案の定、電話越しの店長の声は、いつになく嫌味で、いつになく怒気に満ち、いつになく険しかった。
「そんな理由で休めると思ってんのか? 代わりは居ないんだからサボらず出てこい」
「で、でも、ウチは両親共働きで、わたししか看病できる人がいなくて……」
「赤ん坊じゃねえんだろ、一人で寝かしとけばいいだろうが。お前、社会に出てからもそんな理由で仕事休むつもりか!? 弟が風邪引いたから会社休みますって言えんのかよ! 大人の社会を舐めんじゃねえぞ!」
いいから出てこい、欠勤したら今月分の給料全部無しにするからな、と執拗にがなり立てられ、糸美はやむなく家を出た。弟は幸い、薬が効いて眠っていたが、親が家に帰ってくるのはまだ何時間も先だ。ただでさえ病弱で、幼稚園の時には肺炎で死にかけたこともある弟のことだ。たった数時間でも目を離すのは怖い。そんな弟を置き去りにして、自分はどうしてバイトになんて行けるのだろう。

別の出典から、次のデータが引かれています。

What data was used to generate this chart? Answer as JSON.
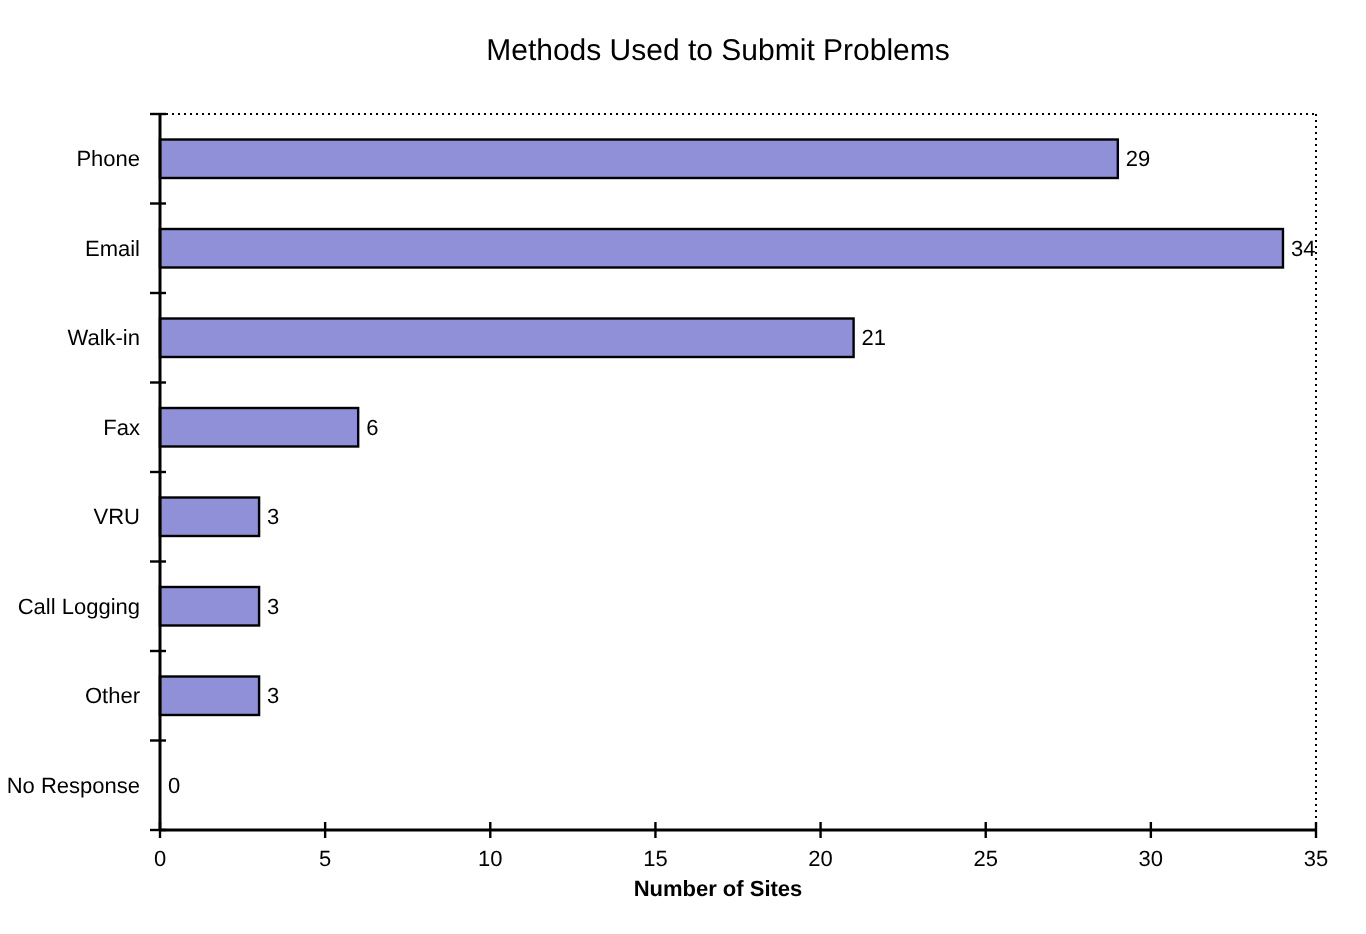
{
  "chart_data": {
    "type": "bar",
    "orientation": "horizontal",
    "title": "Methods Used to Submit Problems",
    "xlabel": "Number of Sites",
    "categories": [
      "Phone",
      "Email",
      "Walk-in",
      "Fax",
      "VRU",
      "Call Logging",
      "Other",
      "No Response"
    ],
    "values": [
      29,
      34,
      21,
      6,
      3,
      3,
      3,
      0
    ],
    "color": "#9090d8",
    "xlim": [
      0,
      35
    ],
    "xticks": [
      0,
      5,
      10,
      15,
      20,
      25,
      30,
      35
    ],
    "grid": false,
    "data_labels": true
  }
}
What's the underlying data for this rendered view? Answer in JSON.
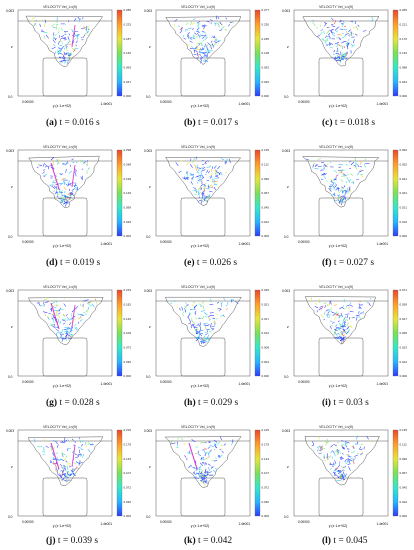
{
  "figure": {
    "plot_header_text": "VELOCITY  Vel_Ln(9)",
    "axis_origin_label": "0.00000",
    "axis_end_label": "1.4e001",
    "x_axis_label": "y (x 1.e+02)",
    "y_axis_label": "z",
    "y_axis_top_label": "0.003",
    "y_axis_bottom_label": "0.0",
    "colormap": [
      "#2b3bff",
      "#26b7ff",
      "#35e8c7",
      "#7be05a",
      "#e6e53a",
      "#ff9d2a",
      "#e8472b"
    ],
    "panels": [
      {
        "id": "a",
        "letter": "(a)",
        "time": "t = 0.016 s",
        "scale_ticks": [
          "0.280",
          "0.233",
          "0.187",
          "0.140",
          "0.093",
          "0.047",
          "0.000"
        ]
      },
      {
        "id": "b",
        "letter": "(b)",
        "time": "t = 0.017 s",
        "scale_ticks": [
          "0.277",
          "0.230",
          "0.185",
          "0.138",
          "0.092",
          "0.046",
          "0.000"
        ]
      },
      {
        "id": "c",
        "letter": "(c)",
        "time": "t = 0.018 s",
        "scale_ticks": [
          "0.265",
          "0.221",
          "0.176",
          "0.132",
          "0.088",
          "0.044",
          "0.000"
        ]
      },
      {
        "id": "d",
        "letter": "(d)",
        "time": "t = 0.019 s",
        "scale_ticks": [
          "0.298",
          "0.248",
          "0.199",
          "0.149",
          "0.099",
          "0.049",
          "0.000"
        ]
      },
      {
        "id": "e",
        "letter": "(e)",
        "time": "t = 0.026 s",
        "scale_ticks": [
          "0.135",
          "0.112",
          "0.090",
          "0.067",
          "0.045",
          "0.022",
          "0.000"
        ]
      },
      {
        "id": "f",
        "letter": "(f)",
        "time": "t = 0.027 s",
        "scale_ticks": [
          "0.062",
          "0.052",
          "0.041",
          "0.031",
          "0.021",
          "0.010",
          "0.000"
        ]
      },
      {
        "id": "g",
        "letter": "(g)",
        "time": "t = 0.028 s",
        "scale_ticks": [
          "0.219",
          "0.182",
          "0.146",
          "0.109",
          "0.073",
          "0.036",
          "0.000"
        ]
      },
      {
        "id": "h",
        "letter": "(h)",
        "time": "t = 0.029 s",
        "scale_ticks": [
          "0.025",
          "0.021",
          "0.017",
          "0.012",
          "0.008",
          "0.004",
          "0.000"
        ]
      },
      {
        "id": "i",
        "letter": "(i)",
        "time": "t = 0.03 s",
        "scale_ticks": [
          "0.071",
          "0.059",
          "0.047",
          "0.035",
          "0.023",
          "0.012",
          "0.000"
        ]
      },
      {
        "id": "j",
        "letter": "(j)",
        "time": "t = 0.039 s",
        "scale_ticks": [
          "0.215",
          "0.179",
          "0.143",
          "0.107",
          "0.072",
          "0.036",
          "0.000"
        ]
      },
      {
        "id": "k",
        "letter": "(k)",
        "time": "t = 0.042",
        "scale_ticks": [
          "0.215",
          "0.179",
          "0.143",
          "0.107",
          "0.072",
          "0.036",
          "0.000"
        ]
      },
      {
        "id": "l",
        "letter": "(l)",
        "time": "t = 0.045",
        "scale_ticks": [
          "0.135",
          "0.112",
          "0.090",
          "0.067",
          "0.045",
          "0.022",
          "0.000"
        ]
      }
    ]
  }
}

トボトボと勝手に歩く足を何度も止めようと逡巡していた、そのとき。
「キミがバイト如きに縛られる必要はない! 無論、キミの先輩もな!」
力強い男性の声が、彼女の耳に響いた!
その場に現れたのは、巨大なロケットランチャーを肩に担いだ覆面の男!
「許すな! 逃がすな!
「喰らえ、開幕ロケットランチャー!!」
瞬殺!!
ロケットランチャー仮面の構えたロケットランチャーが火を噴き、糸美や持子を苦しめたコンビニが、店長が、一瞬にして爆発四散する!!
「これにて一件落着!」
糸美達を苦しめるものは最早何もなかった。呆然とする彼女に見送られ、ロケットランチャー仮面は夕陽の中に去ってゆく。